Based on the title alone, one would think that this movie was primarily about a woman named Tamara Drewe. And while Tamara (Gemma Arterton) is nominally the lead, and her story is the one we’re perhaps meant to care most about, Tamara Drewe is actually a very well-balanced ensemble piece, filled with a solid half-dozen characters who command just as much attention and interest as our titular heroine.

Posy Simmonds graphic novel, on which the film is based, is an adaptation of Thomas Hardy’s Far from the Madding Crowd; but don’t worry if nineteenth century rural British novels aren’t really your thing. Hardy’s story provides the barest framework for Simmonds’ thoroughly modern re-imagining — the swashbuckling military sergeant from the book, for instance, here becomes an eyeliner-wearing emo rock star.

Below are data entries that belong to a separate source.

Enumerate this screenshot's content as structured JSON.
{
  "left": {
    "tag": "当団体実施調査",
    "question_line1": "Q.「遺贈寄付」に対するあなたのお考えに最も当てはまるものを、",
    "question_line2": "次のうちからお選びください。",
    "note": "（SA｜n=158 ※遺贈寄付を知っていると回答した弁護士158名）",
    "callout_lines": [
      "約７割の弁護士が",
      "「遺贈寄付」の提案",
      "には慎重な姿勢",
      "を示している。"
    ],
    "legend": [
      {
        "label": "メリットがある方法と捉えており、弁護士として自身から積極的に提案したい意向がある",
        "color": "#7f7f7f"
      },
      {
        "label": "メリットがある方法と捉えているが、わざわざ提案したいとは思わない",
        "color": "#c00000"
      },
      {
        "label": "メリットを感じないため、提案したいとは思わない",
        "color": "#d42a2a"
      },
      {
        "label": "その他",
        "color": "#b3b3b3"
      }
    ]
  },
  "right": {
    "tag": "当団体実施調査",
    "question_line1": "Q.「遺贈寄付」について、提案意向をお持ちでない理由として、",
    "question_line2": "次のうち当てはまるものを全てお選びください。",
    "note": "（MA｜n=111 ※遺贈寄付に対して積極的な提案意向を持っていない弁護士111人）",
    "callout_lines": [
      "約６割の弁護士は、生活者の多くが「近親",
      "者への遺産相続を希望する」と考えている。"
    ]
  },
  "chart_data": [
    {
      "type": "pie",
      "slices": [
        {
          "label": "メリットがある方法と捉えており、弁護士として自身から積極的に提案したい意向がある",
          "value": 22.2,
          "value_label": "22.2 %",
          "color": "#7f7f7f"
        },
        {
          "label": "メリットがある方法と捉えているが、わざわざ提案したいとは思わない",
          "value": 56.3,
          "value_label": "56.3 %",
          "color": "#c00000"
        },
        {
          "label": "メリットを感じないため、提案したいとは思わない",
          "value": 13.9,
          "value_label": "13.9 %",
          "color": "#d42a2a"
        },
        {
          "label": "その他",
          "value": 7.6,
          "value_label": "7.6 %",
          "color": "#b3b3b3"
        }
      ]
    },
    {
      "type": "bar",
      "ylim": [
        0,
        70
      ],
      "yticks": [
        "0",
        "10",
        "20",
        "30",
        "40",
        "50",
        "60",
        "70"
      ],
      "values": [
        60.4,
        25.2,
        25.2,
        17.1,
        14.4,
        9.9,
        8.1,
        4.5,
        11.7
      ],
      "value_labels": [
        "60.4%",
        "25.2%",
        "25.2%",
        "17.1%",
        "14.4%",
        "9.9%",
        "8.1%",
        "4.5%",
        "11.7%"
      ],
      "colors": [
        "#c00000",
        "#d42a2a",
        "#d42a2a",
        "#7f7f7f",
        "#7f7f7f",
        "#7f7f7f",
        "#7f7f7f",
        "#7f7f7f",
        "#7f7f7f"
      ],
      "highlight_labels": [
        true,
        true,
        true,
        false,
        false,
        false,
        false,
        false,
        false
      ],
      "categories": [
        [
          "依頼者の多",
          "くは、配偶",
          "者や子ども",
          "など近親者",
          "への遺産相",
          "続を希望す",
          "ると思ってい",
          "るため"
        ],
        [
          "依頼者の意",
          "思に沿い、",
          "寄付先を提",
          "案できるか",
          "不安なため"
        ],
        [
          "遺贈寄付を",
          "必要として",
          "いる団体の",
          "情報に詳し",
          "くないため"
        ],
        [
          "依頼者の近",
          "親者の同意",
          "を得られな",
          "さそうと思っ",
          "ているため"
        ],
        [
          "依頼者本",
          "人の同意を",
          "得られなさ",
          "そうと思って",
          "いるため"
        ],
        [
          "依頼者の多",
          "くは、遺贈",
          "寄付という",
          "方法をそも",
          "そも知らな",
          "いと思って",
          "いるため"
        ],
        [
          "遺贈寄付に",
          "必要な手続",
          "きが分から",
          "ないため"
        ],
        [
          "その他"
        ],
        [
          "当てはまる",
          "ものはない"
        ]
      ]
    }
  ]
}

Drewe herself is a young journalist, with vaguely literary aspirations — as much as Drewe has any firm aspirations at all. She’s somewhat adrift, often more than willing to follow the whims of the men who are attracted to her. Her tendency to fall for flattery is a result of an attention-starved childhood spent as the ugly duckling — a duckling who’s grown into a beautiful swan (if swans could squeeze themselves into skin-tight denim booty shorts) thanks to a rhinoplasty that reduced a nose of epic proportions down to a button.